Hay personas que viven muchos años y pueden seguir influenciando en los demás. El caso del nonagenario Zygmunt Bauman es un referente social que debería ser tenido más en cuenta. Es una persona que tiene cosas que decir y nosotros que escuchar en medio de la desorientación actual sobre lo que debiera ser esencial, política incluida.

Su capacidad logra decir en pocas palabras lo que otros solo barruntamos: «Diariamente contemplamos cómo se hace el mal, cómo se sufre el dolor, pero el desafío que ello representa para nuestros sentimientos morales queda en gran medida sin respuesta. Entre lo que sabemos y lo que podemos hacer hay una brecha que no sabemos superar».

Nos hemos refugiado en la impotencia de creer que, hagamos lo que hagamos, no va a servir de nada: pero hacer o dejar de hacer importa, y mucho, aunque no alcancemos a valorar las consecuencias de asumir nuestra responsabilidad y lo que esto supone para mí y para los demás. A veces, incluso sabiendo exactamente qué hacer en clave de valores éticos, nos perdemos en las responsabilidades de quién debe realizar esa tarea. Y esto vale también para los poderes institucionales que son los primeros que debieran demostrar su compromiso con estándares éticos globales pero su ausencia solo invita a más desorden y al desafecto de la política y los políticos.

Sin valores éticos en la práctica política no puede haber comunidad solidaria de ningún tipo, ni justicia, empeñados en contraponer la individualización y la comunidad, piensa Bauman. Es la mediocridad moral la que acaba por olvidar que la solidaridad se mide por el bienestar de sus miembros más débiles.

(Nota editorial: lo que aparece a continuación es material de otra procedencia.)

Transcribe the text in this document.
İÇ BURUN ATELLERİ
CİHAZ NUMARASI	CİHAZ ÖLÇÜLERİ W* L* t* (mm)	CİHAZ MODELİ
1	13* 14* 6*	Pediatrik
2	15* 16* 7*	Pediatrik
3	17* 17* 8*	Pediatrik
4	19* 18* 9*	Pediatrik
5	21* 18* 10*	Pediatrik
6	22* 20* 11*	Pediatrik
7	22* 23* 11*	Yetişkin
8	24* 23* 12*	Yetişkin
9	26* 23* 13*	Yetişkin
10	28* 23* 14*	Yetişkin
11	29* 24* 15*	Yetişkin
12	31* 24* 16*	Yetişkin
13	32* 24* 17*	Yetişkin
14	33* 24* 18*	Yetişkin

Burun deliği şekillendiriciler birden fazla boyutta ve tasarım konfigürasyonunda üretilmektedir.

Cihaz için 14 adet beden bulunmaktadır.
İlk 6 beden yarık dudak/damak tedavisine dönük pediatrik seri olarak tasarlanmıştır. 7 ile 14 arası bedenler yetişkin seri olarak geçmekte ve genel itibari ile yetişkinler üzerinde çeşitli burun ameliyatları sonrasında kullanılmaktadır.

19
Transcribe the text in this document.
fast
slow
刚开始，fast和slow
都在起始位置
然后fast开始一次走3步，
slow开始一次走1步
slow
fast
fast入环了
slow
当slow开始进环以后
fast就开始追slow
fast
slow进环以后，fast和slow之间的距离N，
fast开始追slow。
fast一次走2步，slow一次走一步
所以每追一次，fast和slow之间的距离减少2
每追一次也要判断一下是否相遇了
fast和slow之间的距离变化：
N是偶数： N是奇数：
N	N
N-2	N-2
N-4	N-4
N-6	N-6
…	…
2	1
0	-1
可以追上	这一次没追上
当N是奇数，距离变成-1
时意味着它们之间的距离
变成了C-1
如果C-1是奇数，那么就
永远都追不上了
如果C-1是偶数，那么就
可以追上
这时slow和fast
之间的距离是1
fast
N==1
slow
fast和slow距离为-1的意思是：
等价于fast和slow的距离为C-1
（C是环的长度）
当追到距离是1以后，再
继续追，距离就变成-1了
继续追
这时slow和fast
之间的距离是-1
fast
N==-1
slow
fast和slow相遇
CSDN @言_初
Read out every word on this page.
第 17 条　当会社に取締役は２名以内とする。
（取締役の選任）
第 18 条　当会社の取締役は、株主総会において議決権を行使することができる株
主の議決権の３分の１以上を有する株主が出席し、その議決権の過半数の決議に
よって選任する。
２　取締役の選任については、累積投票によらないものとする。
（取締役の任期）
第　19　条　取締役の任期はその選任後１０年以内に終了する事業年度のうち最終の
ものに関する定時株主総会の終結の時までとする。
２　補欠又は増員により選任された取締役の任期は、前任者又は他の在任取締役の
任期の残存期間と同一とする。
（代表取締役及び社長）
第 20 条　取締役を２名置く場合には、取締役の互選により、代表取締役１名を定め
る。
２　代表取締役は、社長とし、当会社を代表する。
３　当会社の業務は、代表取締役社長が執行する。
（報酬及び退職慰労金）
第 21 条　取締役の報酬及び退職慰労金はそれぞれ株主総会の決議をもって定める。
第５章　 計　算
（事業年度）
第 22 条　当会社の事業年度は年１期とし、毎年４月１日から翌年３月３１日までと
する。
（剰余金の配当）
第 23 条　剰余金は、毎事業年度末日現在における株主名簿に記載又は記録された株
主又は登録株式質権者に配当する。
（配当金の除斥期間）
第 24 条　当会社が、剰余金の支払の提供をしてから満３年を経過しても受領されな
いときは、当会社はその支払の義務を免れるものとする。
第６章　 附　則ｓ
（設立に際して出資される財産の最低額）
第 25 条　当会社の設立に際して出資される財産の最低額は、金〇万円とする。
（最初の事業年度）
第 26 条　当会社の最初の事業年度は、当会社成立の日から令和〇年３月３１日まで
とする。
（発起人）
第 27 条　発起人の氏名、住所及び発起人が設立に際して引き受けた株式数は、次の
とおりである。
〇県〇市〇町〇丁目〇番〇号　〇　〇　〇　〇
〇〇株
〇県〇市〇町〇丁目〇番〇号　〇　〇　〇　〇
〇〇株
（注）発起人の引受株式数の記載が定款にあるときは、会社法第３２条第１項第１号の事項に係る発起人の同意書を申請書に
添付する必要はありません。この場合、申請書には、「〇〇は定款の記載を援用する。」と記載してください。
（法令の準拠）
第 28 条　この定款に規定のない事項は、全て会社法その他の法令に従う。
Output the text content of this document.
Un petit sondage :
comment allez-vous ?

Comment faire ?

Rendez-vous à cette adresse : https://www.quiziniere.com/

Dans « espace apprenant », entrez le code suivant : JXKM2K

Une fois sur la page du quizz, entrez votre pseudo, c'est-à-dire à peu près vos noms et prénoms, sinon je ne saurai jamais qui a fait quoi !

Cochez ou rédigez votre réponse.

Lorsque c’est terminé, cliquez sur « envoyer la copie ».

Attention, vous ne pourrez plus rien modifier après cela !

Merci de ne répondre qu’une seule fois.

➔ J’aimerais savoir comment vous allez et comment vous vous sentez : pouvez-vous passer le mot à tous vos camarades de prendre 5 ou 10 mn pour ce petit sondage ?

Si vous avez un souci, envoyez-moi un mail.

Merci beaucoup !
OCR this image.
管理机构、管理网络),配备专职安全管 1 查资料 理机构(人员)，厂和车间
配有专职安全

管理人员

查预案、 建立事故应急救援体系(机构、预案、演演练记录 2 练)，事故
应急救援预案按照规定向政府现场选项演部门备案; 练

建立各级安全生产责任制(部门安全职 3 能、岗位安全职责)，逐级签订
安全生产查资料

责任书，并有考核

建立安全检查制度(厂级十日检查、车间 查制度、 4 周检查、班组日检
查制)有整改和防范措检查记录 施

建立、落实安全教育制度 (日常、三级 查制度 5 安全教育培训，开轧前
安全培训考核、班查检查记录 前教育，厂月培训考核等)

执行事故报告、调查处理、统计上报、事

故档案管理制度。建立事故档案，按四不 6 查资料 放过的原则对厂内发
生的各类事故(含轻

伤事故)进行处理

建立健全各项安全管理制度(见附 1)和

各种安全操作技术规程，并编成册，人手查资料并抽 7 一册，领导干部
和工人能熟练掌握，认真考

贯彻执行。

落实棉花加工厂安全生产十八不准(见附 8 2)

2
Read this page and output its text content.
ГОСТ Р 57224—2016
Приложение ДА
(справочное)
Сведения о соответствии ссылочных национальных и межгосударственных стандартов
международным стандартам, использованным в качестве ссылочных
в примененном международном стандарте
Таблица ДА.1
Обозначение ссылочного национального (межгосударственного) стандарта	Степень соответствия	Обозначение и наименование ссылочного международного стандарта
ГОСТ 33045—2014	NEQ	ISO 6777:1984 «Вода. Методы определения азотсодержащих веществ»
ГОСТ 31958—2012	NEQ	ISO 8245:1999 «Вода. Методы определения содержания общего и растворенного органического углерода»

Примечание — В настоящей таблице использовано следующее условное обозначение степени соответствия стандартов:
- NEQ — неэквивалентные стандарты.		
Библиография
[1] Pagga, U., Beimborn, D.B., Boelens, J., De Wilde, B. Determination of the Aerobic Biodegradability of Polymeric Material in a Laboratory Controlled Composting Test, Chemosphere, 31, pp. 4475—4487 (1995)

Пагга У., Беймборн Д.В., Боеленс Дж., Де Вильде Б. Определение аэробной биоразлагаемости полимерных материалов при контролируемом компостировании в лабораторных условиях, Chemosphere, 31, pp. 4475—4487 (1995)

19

Hace tan solo veinte años, la crisis humanitaria de los exilados no hubiese podido dar el espectáculo vergonzoso actual simplemente porque la sociedad se hubiese echado encima; hoy, en cambio, el rechazo no tiene consecuencias electorales.

Lo importante es la construcción de actitudes personales y políticas, aquí y ahora, porque lo que hagamos o dejemos de hacer es enormemente trascendente incluso si no alcanzamos a verlo ni a conocer las consecuencias. Esto me recuerda la utopía de Ghandi cuando no se hablaba del «efecto mariposa» y él basaba su modelo de paz en las personas, una a una, no como masa, apoyado en que el daño a un semejante significa dañarnos a todos, y el bien que uno haga nos hace bien a todos.

Sin embargo, por miedo, interés o lo que sea, solo ha subido electoralmente el partido que más corrupción lleva encima, seguramente más que todos los demás juntos, tanto en casos como personas. Qué pena da que los buenos gestores políticos con resultados testados y amor a los colores apenas salen diferenciados del barullo colectivo. Mientras tanto, el ciudadano de a pie mira insensible el desprestigio de la política que nos persuade con soluciones individuales a problemas compartidos, viendo como no llega un reparto más justo de la riqueza. Esta realidad significa para el sociólogo Bauman que el progreso ha dejado de ser un discurso que habla de mejorar la vida de todos para convertirse en un discurso de supervivencia personal. Y estoy seguro que esto no va a salirnos gratis.